Virginia Lawyers Weekly//February 17, 2025//
Virginia Lawyers Weekly//February 17, 2025//
Where a commercial lease had a definite term of three years and terminated on a precise day, the trial court correctly determined that the landlord was not required to provide the tenant with notice of nonrenewal.
Background
Melrose Athletic Club Inc. appeals the trial court’s order granting the City of Roanoke possession of a commercial building that Melrose had been leasing from the City. Melrose argues that its three-year lease with the City automatically renewed because the City did not provide timely notice of nonrenewal.
Following a bench trial, the trial court found that “notice of nonrenewal was not required under the [l]ease” and that Code § 55.1-1410 did not apply because the lease was “for a fixed[]term and not a year-to-year lease.” Accordingly, the court entered judgment in the City’s favor and granted it possession.
Analysis
Under Code § 55.1-1413, when a nonresidential tenant for a definite term fails to vacate the premises “not due to his willfulness, negligence, or other avoidable cause,” he does not automatically become a tenant for another term. Melrose argues that its failure to leave the property “was not due to [its] willfulness, negligence, or other avoidable cause” and that “the statute clearly implies” that it thus “be held as a tenant for another term.” Melrose did not make that argument to the trial court, however, and it is therefore waived. Melrose does not invoke any of the exceptions to Rule 5A:18, and this court does not raise them on its own.

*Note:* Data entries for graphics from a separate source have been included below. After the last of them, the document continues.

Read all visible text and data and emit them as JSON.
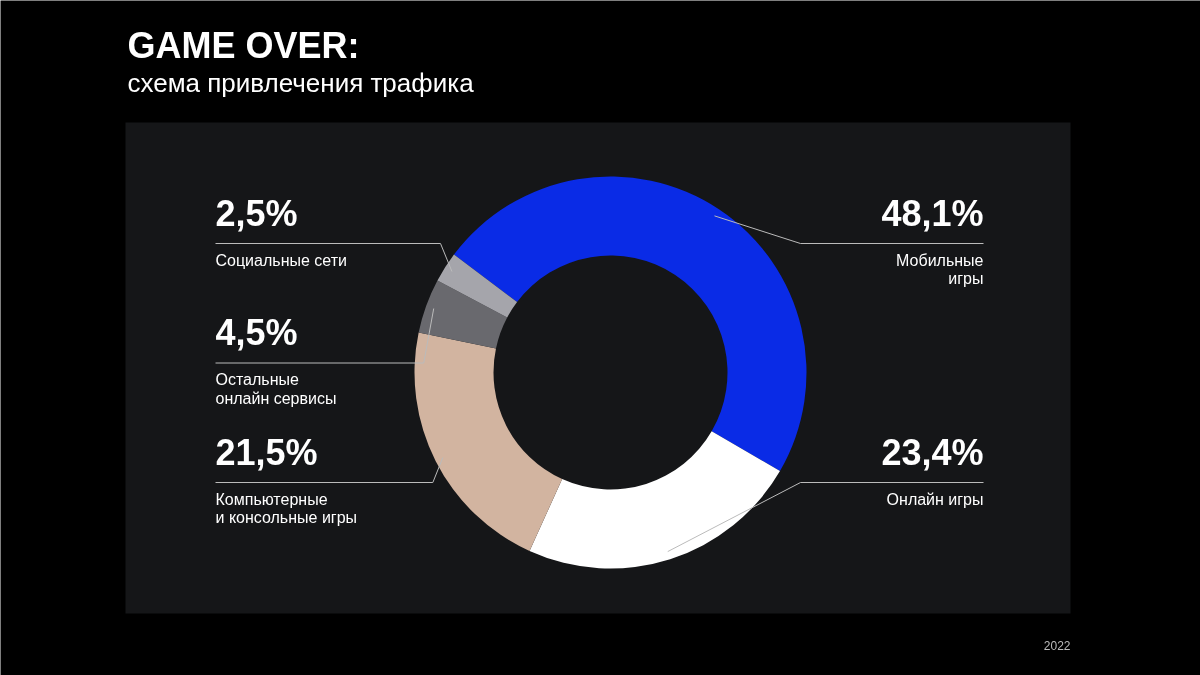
{
  "chart_data": {
    "type": "donut",
    "title": "GAME OVER:",
    "subtitle": "схема привлечения трафика",
    "categories": [
      "Мобильные\nигры",
      "Онлайн игры",
      "Компьютерные\nи консольные игры",
      "Остальные\nонлайн сервисы",
      "Социальные сети"
    ],
    "values": [
      48.1,
      23.4,
      21.5,
      4.5,
      2.5
    ],
    "colors": [
      "#0a2be6",
      "#ffffff",
      "#d2b4a0",
      "#69696e",
      "#a5a5ab"
    ],
    "value_labels": [
      "48,1%",
      "23,4%",
      "21,5%",
      "4,5%",
      "2,5%"
    ],
    "annotations": [
      "2022"
    ]
  }
}
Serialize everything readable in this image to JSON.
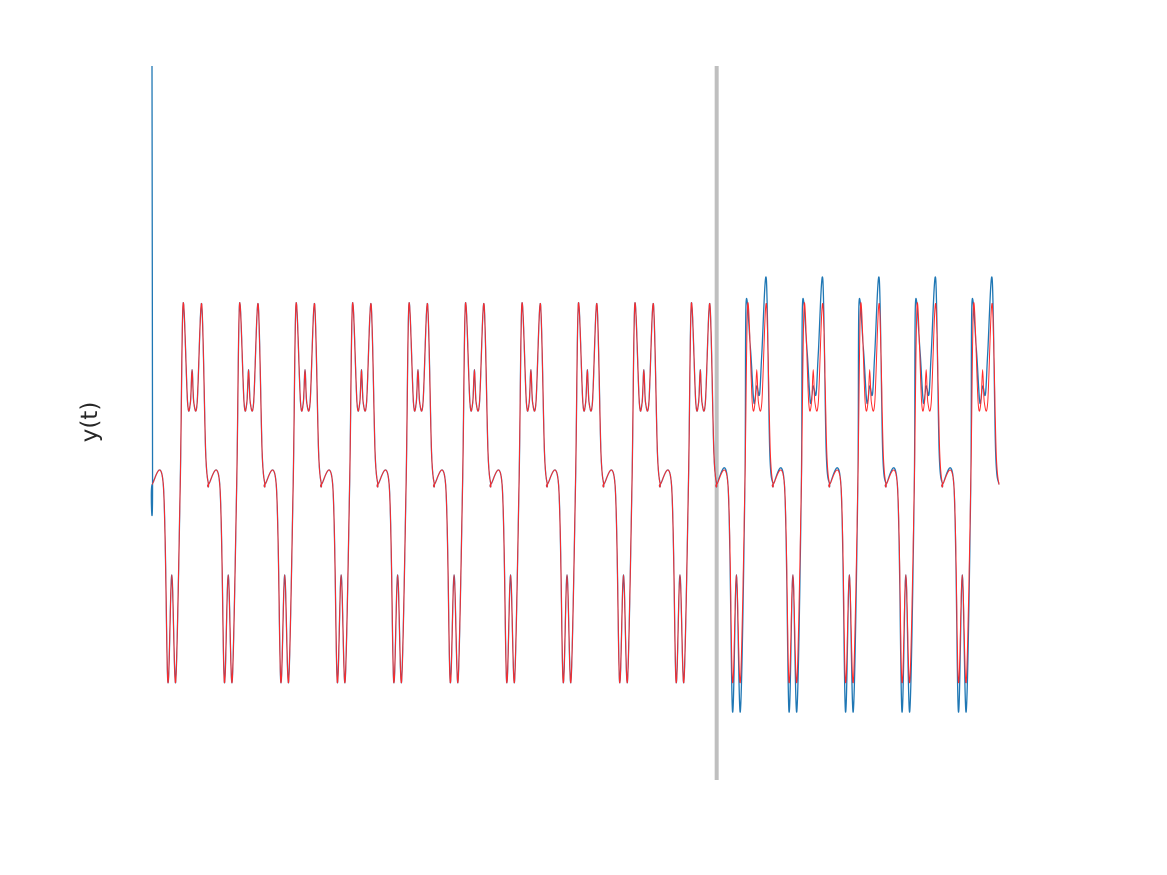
{
  "chart_data": {
    "type": "line",
    "title": "",
    "xlabel": "",
    "ylabel": "y(t)",
    "grid": false,
    "legend": "none",
    "xlim": [
      0,
      1.5
    ],
    "ylim": [
      -2.2,
      2.15
    ],
    "split_marker": {
      "x": 1.0,
      "color": "#bfbfbf"
    },
    "series": [
      {
        "color": "#1f77b4",
        "stroke_width": 1.3,
        "x_start": 0,
        "x_end": 1.5,
        "period": 0.1,
        "initial_spike": {
          "x": 0,
          "value": 2.15
        },
        "samples_per_period": [
          [
            0.0,
            -0.4
          ],
          [
            0.045,
            -0.4
          ],
          [
            0.055,
            0.7
          ],
          [
            0.063,
            0.1
          ],
          [
            0.068,
            0.1
          ],
          [
            0.071,
            0.3
          ],
          [
            0.074,
            0.1
          ],
          [
            0.08,
            0.1
          ],
          [
            0.088,
            0.7
          ],
          [
            0.095,
            -0.2
          ],
          [
            0.1,
            -0.4
          ]
        ],
        "after_split_samples_per_period": [
          [
            0.0,
            -0.4
          ],
          [
            0.045,
            -0.4
          ],
          [
            0.052,
            0.7
          ],
          [
            0.06,
            0.42
          ],
          [
            0.066,
            0.1
          ],
          [
            0.071,
            0.2
          ],
          [
            0.076,
            0.15
          ],
          [
            0.08,
            0.4
          ],
          [
            0.088,
            0.85
          ],
          [
            0.094,
            -0.2
          ],
          [
            0.1,
            -0.4
          ]
        ],
        "trough_samples": [
          [
            0.0,
            -0.4
          ],
          [
            0.008,
            -1.6
          ],
          [
            0.015,
            -0.95
          ],
          [
            0.022,
            -1.6
          ],
          [
            0.03,
            -0.4
          ]
        ],
        "after_split_trough_samples": [
          [
            0.0,
            -0.4
          ],
          [
            0.008,
            -1.78
          ],
          [
            0.015,
            -0.95
          ],
          [
            0.022,
            -1.78
          ],
          [
            0.03,
            -0.4
          ]
        ]
      },
      {
        "color": "#ff2a2a",
        "stroke_width": 1.0,
        "x_start": 0,
        "x_end": 1.5,
        "period": 0.1,
        "samples_per_period": [
          [
            0.0,
            -0.4
          ],
          [
            0.045,
            -0.4
          ],
          [
            0.055,
            0.7
          ],
          [
            0.063,
            0.1
          ],
          [
            0.068,
            0.1
          ],
          [
            0.071,
            0.3
          ],
          [
            0.074,
            0.1
          ],
          [
            0.08,
            0.1
          ],
          [
            0.088,
            0.7
          ],
          [
            0.095,
            -0.2
          ],
          [
            0.1,
            -0.4
          ]
        ],
        "trough_samples": [
          [
            0.0,
            -0.4
          ],
          [
            0.008,
            -1.6
          ],
          [
            0.015,
            -0.95
          ],
          [
            0.022,
            -1.6
          ],
          [
            0.03,
            -0.4
          ]
        ]
      }
    ]
  }
}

Melrose’s primary argument is based on Code § 55.1-1410(A), which provides that “[a] year-to-year tenancy in a nonresidential rental property may be terminated by either party giving three months’ notice, in writing, prior to the end of any year of the tenancy.” Melrose contends that the lease agreement created a year-to-year tenancy and that the City failed to give three months’ notice of nonrenewal.
Melrose made that argument below. But Melrose contradicted its own position by stating during closing argument, “[w]hile technically this is not a year-to-year lease as outlined in” Code § 55.1-1410, “it is a multi-year lease.” “[A] party may not approbate and reprobate by taking successive positions in the course of litigation that are either inconsistent with each other or mutually contradictory.”
Regardless of whether counsel improperly reprobated, the trial court correctly determined that the lease agreement did not create a year-to-year tenancy. “When a tenant is in possession under a lease for an indefinite term, . . . a periodical tenancy is thereby created . . . .” “Where there is an intent to create a tenancy, and no term is fixed, it is a tenancy from year to year, generally . . . .”
But a year-to-year tenancy “can arise only where the duration of the tenancy is originally indefinite.” “If the length of the term be fixed by the contract, as where the lease is for a year, or a certain number of years, no notice to quit is necessary to dissolve the relation of landlord and tenant.” In other words, “[w]here a term is to end on a precise day, there is no occasion for notice to quit, because both parties are apprised that unless they come to a fresh agreement there is an end of the term.”
The lease agreement between Melrose and the City did not create a year-to-year tenancy because it had a definite term of three years and terminated on a precise day. Melrose contends, without any supporting authority, that the lease was year-to-year because it “provide[d] [three] annual terms,” with each “running from December 1 to November 30.” But the lease’s plain language did not establish three annual terms. It established one term of three years, terminating on Nov. 30, 2022, with no provisions for automatic renewal. Therefore, the trial court correctly determined that the City was not required to provide Melrose with notice of nonrenewal and properly granted possession to the City.
Affirmed.
Melrose Athletic Club Inc. v. City of Roanoke, Record No. 0469-24-3, Feb. 4, 2025. CAV (unpublished opinion) (Atlee Jr.). From the Circuit Court of the City of Roanoke (Carson). John S. Koehler (Christopher M. Di Risio; The Law Office of James Steele, PLLC, on brief), for appellant. David L. Collins, Deputy City Attorney (Timothy R. Spencer, City Attorney, on brief), for appellee. VLW 025-7-019. 6 pp.